Reopening schools is easy. How do students catch up?

The most immediate and widespread answer is summer school. “It is our next and best opportunity to reconnect kids with their school community,” Senator Michael Bennet of Colorado, who was the superintendent of Denver Public Schools before entering Congress, said. “This is one of the last windows we have to help [students] readjust and reacclimate so that we put them in the strongest possible position to return to class this fall.”

Most districts offer some form of summer school, but this year will be different. In Columbus, Ohio, for example, the district’s summer program usually serves 4,000 students. It’s expecting 10,000, which is roughly one out of every five students, Talisa Dixon, the superintendent, told me. The district is partnering with local colleges to bring in student teachers to keep up with the need and ensure that students learn in small groups. San Antonio’s Northside district is also preparing for an influx of thousands more students this summer; it has set aside $14 million—$10 million more than in a typical year—and has plans to add three weeks.

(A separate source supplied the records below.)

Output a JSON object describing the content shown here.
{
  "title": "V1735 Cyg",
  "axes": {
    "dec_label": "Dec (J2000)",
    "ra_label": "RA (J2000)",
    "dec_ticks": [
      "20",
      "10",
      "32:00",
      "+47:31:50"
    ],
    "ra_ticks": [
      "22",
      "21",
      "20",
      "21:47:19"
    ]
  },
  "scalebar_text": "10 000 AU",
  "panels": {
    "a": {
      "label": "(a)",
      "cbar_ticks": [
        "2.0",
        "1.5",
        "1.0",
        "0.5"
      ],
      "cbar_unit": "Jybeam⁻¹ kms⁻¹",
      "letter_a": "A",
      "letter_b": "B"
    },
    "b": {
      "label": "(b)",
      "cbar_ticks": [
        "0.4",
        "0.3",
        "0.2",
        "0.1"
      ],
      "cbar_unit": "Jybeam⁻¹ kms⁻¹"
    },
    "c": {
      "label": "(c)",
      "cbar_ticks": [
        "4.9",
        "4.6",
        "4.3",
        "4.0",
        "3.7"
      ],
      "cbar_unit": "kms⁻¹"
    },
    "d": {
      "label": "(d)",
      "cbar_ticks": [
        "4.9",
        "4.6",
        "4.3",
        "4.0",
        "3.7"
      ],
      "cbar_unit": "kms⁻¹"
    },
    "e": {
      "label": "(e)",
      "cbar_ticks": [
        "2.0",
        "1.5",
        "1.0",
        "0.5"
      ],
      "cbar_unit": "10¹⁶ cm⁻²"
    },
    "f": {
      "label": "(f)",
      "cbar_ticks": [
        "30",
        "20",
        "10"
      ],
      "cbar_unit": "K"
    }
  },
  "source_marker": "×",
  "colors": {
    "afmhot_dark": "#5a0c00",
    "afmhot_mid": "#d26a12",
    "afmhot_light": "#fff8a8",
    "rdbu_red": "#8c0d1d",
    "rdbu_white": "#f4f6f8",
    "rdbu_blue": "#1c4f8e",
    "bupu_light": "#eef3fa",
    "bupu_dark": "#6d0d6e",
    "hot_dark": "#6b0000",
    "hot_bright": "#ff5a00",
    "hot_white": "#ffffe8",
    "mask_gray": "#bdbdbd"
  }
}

Atlanta Public Schools has budgeted $15 million for 20,000 students to attend summer courses for four weeks, 10,000 more students than would ordinarily attend…

Some districts are also extending the school year by several weeks. But many superintendents are concerned about the toll the past year has taken on teachers. “They’ve been doing a great job, but they are just exhausted,” Dixon told me. That’s why districts are looking to hire additional staff for the summer, so that their regular teachers have time to rest. Beyond extra teachers, Woods believes that districts also need to pay summer staff more than they have in the past, because they’re being asked to meet such a huge need.